Kuba pierwszy raz głód poczuł o 3 nad ranem 29tego czerwca, wyraźnie mówił ee-e ee-e ee-e i "szukał". Od tej pory zawsze jak jest głodny słyszymy jego ee-e ee-e ee-e, a jak nie długo nie dostanie to laaa-laaa-laaa, bardzo głośne i stanowcze.
Małe dziecko nie wymawia spółgłosek, czyli z wyrazu JeDZeNie pozostaje jedynie eeie, no i coś na ten kształt mów mój Kubuś ;) mądra bestia.

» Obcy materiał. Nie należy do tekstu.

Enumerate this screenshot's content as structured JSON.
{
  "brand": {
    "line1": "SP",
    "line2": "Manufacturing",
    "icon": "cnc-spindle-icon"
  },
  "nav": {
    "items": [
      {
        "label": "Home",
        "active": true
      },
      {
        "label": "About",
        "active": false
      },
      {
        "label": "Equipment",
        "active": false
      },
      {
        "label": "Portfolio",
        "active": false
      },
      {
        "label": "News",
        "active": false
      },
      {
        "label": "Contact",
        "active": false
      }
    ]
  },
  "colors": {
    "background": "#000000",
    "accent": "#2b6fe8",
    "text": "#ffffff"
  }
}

ee-e ee-e ee-e czyli jEdzEniE jEdzEniE jEdzEniE
Subskrybuj:
Komentarze do posta (Atom)
wyraźnie znalazł swoje własne sposoby wyrażania głodu, a jego "ee-e ee-e ee-e" oraz "laaa-laaa-laaa" są jak małe symfonie, informujące o jego potrzebach. To cudowne, jak dzieci potrafią znaleźć swoje własne ścieżki w komunikacji, nawet jeśli nie używają jeszcze spółgłosek. Wygląda na to, że Kuba ma niezwykłą zdolność wyrażania swoich potrzeb w sposób zrozumiały dla bliskich. To z pewnością świadczy o jego inteligencji i pomysłowości! Wspaniale jest obserwować, jak rozwijają się te małe istoty i odkrywają własny język. Kuba wydaje się być mądrym i pełnym energii maluchem, który wie, czego chce, i potrafi to wyrazić w sposób bardzo wyrazisty!